#54 – The Velvet Underground – White Light/White Heat
I do apologize for missing a couple days but duty calls sometimes
The Velvet Underground – White Light/White Heat
If you grew up in suburban Chicago in a town called Wheaton (if properly pronounced you should be both emphasizing and holding the “Wh” just a smidgen longer) then the topics discussed on this album could be a bit foreign. Parts of the album will rip your skin off, other parts might be there just to shock the fuck out of you.
Lester Bangs said that “his litmus test for telling a true punk rocker from a poser was to pull White Light/ White Heat from their record collection and note if the grooves on the record showed signs of having been played.”
White Light/White Heat is that maximum moment of gore, sex and drugs for anyone to handle. Even though this album did come out in early 1968, those were still different times and Rock and Roll was still fairly young.
There was a period of time that I seemed to have ‘Sister Ray’ on repeat. Not abrupt in the least, song builds up into a crescendo that is paramont of the psychaedelic era. The Velvet Underground were always able to take the absurd in life and expand upon this in a manner that often times revealed a completely different culture from within it’s music. The song was recorded in 1 take which is surprising at any time but for a 17 minute song that is even more of a shock and would make an argument that it is one of the most important rock tracks ever recorded. It’s combination of rock and avant gard jazz along with a storyline that is NC-17 (containing plenty of transvestites having an orgy with drugs involved)
“The Quine Tapes” which were released in 2001 had contained a couple of shows recorded by Robert Quine of the Velvet Underground and on those recordings, it shows recording times of 3 Sister Ray performances to be 24, 28 and 38 minutes respectfully. That these recordings where over a span of 2 months shows a bit of the background of the band as they improvised onstage.

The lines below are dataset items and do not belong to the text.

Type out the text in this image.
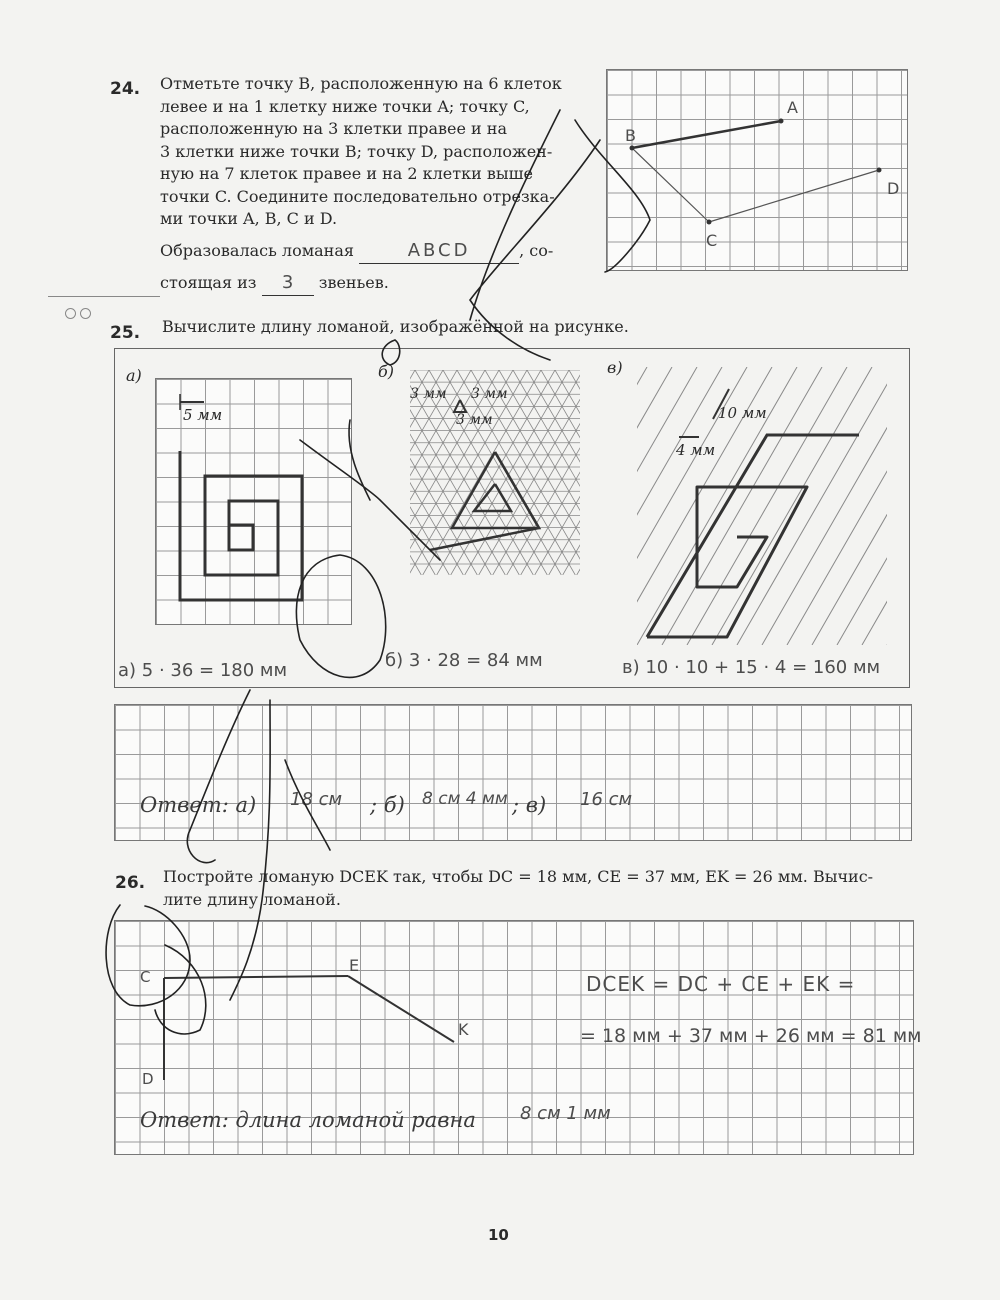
24. Отметьте точку B, расположенную на 6 клеток
левее и на 1 клетку ниже точки A; точку C,
расположенную на 3 клетки правее и на
3 клетки ниже точки B; точку D, расположен-
ную на 7 клеток правее и на 2 клетки выше
точки C. Соедините последовательно отрезка-
ми точки A, B, C и D.
Образовалась ломаная	ABCD	, со-
стоящая из 3 звеньев.
A
B
C
D
25. Вычислите длину ломаной, изображённой на рисунке.
а)
5 мм
б)
3 мм 3 мм
3 мм
в)
10 мм
4 мм
а) 5 · 36 = 180 мм	б) 3 · 28 = 84 мм	в) 10 · 10 + 15 · 4 = 160 мм
Ответ: а) 18 см ; б) 8 см 4 мм ; в) 16 см
26. Постройте ломаную DCEK так, чтобы DC = 18 мм, CE = 37 мм, EK = 26 мм. Вычис-
лите длину ломаной.
C
D
E
K
DCEK = DC + CE + EK =
= 18 мм + 37 мм + 26 мм = 81 мм
Ответ: длина ломаной равна 8 см 1 мм
10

The album as a whole displays a level frustration and angst throughout. The Velvet Underground’s first album did not sell as well as planned and they dumped both Andy Warhol and Nico and pushed forward.

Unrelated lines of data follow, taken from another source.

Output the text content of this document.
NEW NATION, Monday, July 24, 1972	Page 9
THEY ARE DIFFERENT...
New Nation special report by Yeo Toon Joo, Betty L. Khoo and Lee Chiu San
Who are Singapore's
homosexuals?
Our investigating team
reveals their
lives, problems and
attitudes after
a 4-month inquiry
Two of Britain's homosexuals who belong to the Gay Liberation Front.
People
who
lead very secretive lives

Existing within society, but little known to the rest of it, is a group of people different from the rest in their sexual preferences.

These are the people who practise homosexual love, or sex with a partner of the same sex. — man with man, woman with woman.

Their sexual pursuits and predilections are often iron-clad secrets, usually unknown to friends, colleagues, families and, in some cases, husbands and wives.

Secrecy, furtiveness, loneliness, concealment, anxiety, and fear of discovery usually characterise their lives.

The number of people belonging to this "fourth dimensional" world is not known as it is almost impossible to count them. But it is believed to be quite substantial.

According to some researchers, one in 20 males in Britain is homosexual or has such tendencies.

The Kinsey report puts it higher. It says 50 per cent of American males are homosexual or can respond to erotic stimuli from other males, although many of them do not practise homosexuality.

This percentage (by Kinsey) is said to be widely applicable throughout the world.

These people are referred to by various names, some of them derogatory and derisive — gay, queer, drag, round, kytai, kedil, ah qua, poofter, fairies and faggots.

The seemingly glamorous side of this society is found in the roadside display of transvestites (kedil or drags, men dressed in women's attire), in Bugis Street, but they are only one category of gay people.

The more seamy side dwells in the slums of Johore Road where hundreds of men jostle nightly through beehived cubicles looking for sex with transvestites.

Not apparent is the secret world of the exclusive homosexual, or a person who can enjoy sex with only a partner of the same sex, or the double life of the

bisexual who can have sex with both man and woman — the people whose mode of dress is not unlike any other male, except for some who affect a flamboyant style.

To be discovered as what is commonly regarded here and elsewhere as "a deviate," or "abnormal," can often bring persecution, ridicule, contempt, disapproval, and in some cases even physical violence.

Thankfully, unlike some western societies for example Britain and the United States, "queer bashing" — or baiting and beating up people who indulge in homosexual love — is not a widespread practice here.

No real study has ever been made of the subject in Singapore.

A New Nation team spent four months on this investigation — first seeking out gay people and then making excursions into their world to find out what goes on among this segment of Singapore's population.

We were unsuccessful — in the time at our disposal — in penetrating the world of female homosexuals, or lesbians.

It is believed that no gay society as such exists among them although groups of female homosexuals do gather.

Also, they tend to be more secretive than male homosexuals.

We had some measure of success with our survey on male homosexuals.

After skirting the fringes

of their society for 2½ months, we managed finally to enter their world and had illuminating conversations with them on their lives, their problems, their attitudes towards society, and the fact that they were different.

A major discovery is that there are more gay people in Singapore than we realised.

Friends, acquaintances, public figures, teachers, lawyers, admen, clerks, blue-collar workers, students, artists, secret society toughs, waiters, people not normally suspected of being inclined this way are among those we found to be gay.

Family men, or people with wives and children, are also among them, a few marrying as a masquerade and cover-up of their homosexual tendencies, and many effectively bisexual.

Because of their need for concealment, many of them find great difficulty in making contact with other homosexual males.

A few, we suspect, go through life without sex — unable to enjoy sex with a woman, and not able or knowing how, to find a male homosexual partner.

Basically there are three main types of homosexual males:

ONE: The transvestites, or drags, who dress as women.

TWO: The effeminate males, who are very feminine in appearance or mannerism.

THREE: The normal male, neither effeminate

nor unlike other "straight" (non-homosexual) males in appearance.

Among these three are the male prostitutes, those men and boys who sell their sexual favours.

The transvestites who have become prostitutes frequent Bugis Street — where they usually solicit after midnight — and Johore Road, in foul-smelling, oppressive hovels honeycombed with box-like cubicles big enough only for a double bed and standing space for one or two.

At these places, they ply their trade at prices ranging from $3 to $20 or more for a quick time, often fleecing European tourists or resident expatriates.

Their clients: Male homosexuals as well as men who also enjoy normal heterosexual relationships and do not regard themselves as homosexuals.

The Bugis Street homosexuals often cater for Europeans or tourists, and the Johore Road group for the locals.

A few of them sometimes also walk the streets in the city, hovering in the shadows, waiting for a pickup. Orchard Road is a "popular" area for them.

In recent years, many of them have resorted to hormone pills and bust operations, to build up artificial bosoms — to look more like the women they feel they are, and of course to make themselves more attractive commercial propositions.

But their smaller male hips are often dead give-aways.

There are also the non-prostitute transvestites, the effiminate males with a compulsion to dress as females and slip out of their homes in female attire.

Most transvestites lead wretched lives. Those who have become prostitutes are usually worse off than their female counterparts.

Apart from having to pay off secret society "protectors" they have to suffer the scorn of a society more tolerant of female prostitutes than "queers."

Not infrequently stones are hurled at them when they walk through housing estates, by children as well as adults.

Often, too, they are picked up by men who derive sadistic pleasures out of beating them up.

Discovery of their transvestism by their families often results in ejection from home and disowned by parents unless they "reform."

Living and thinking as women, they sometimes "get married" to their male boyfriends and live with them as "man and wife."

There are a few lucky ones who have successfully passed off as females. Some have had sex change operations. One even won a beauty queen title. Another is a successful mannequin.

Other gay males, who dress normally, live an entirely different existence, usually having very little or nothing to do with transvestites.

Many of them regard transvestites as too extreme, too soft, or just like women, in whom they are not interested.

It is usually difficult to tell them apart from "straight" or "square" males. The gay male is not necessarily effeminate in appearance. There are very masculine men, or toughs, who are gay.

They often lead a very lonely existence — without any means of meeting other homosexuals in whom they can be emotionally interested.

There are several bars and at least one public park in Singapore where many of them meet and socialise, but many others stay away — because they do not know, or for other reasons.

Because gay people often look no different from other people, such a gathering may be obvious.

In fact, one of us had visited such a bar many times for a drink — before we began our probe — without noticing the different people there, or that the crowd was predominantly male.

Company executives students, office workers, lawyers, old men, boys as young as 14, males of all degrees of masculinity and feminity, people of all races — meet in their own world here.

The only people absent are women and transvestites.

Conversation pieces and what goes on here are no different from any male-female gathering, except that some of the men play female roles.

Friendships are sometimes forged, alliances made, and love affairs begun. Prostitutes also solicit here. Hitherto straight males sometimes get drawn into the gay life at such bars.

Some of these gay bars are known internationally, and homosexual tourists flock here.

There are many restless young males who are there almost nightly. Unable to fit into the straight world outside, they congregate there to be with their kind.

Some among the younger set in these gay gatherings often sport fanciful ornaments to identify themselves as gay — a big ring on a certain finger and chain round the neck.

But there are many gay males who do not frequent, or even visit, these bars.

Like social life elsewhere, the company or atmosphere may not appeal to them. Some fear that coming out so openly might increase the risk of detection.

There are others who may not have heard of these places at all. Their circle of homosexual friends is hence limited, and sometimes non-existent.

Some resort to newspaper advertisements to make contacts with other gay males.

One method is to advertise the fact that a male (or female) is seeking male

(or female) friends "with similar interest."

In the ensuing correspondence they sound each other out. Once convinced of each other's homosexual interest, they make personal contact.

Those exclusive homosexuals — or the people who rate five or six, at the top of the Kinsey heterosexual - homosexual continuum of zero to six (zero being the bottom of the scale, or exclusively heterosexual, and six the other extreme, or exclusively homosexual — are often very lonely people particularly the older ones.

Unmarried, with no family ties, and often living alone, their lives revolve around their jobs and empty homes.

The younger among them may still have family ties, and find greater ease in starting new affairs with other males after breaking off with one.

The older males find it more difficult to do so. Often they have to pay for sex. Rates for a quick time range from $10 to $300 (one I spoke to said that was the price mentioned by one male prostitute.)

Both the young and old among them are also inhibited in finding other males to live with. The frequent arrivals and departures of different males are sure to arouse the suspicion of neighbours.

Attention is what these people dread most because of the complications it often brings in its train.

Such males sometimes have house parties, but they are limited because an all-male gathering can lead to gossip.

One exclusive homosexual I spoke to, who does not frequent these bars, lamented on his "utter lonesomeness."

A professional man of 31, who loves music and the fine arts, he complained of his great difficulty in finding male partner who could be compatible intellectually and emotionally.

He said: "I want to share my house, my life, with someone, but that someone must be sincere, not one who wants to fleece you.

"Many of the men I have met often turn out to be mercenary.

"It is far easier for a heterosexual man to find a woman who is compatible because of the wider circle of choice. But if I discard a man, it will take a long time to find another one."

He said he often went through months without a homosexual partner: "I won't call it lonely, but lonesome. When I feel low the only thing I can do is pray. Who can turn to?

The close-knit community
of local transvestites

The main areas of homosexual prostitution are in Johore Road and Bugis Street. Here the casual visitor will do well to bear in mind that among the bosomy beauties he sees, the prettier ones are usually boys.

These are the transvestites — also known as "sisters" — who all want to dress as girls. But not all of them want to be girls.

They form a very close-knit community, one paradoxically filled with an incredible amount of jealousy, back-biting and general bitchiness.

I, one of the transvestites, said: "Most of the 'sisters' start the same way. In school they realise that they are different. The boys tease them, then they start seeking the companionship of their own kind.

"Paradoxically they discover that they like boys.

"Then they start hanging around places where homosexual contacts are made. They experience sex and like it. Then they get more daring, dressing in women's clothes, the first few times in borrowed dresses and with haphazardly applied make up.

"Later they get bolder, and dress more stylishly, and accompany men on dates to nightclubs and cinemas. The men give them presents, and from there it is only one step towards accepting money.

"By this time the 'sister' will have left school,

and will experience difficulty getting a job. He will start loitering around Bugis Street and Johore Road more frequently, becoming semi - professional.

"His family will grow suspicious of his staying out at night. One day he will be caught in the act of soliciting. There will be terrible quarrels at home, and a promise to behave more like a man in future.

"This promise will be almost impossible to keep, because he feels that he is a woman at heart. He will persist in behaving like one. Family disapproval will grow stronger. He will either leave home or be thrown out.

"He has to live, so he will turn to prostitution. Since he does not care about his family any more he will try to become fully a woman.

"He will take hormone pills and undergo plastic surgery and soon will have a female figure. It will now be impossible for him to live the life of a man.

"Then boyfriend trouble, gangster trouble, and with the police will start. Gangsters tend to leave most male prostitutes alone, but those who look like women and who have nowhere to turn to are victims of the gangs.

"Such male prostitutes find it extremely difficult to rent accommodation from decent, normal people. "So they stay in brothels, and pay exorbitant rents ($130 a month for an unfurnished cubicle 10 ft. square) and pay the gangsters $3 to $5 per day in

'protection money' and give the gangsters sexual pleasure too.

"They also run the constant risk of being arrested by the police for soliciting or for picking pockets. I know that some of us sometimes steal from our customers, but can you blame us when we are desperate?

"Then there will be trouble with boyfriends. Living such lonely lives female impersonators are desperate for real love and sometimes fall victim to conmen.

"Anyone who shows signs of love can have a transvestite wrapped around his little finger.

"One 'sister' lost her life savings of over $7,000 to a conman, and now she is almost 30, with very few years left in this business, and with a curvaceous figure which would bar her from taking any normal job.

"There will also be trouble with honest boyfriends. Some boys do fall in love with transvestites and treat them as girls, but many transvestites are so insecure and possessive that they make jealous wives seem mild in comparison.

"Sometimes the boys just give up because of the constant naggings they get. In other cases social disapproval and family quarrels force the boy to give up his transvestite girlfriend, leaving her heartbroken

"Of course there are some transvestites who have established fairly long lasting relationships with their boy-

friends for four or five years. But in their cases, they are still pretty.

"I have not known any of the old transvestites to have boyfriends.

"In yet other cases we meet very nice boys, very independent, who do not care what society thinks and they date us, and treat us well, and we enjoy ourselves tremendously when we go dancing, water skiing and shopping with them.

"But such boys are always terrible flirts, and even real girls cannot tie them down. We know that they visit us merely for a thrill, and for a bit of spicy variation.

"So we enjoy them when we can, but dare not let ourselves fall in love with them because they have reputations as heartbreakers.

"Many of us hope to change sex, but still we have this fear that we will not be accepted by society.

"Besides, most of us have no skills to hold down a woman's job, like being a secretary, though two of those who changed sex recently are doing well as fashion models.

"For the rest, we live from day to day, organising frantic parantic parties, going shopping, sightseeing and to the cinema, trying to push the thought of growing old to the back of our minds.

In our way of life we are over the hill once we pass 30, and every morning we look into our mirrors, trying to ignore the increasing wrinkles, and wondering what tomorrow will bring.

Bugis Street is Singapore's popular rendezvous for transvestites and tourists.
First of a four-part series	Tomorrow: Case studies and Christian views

The more beautiful moments of their debut album such as “Sunday Morning” are replaced with tracks such as “Lady Godiva’s Operation” which attempts two different storylines within the lyrics which at first come off fairly sexual and turns into a botched operation. It takes this moment of beauty and turns it into a moment of gore. The story of “The Gift” as recited by John Cale should be made into a short movie if it had not been done so already tells a story of hope and love and ends with tragedy.
In a way it feels like Grimm’s outlandish fairytales before Walt Disney got his hands on them. However, I cannot think of an album that has truly been able to match it moment for moment.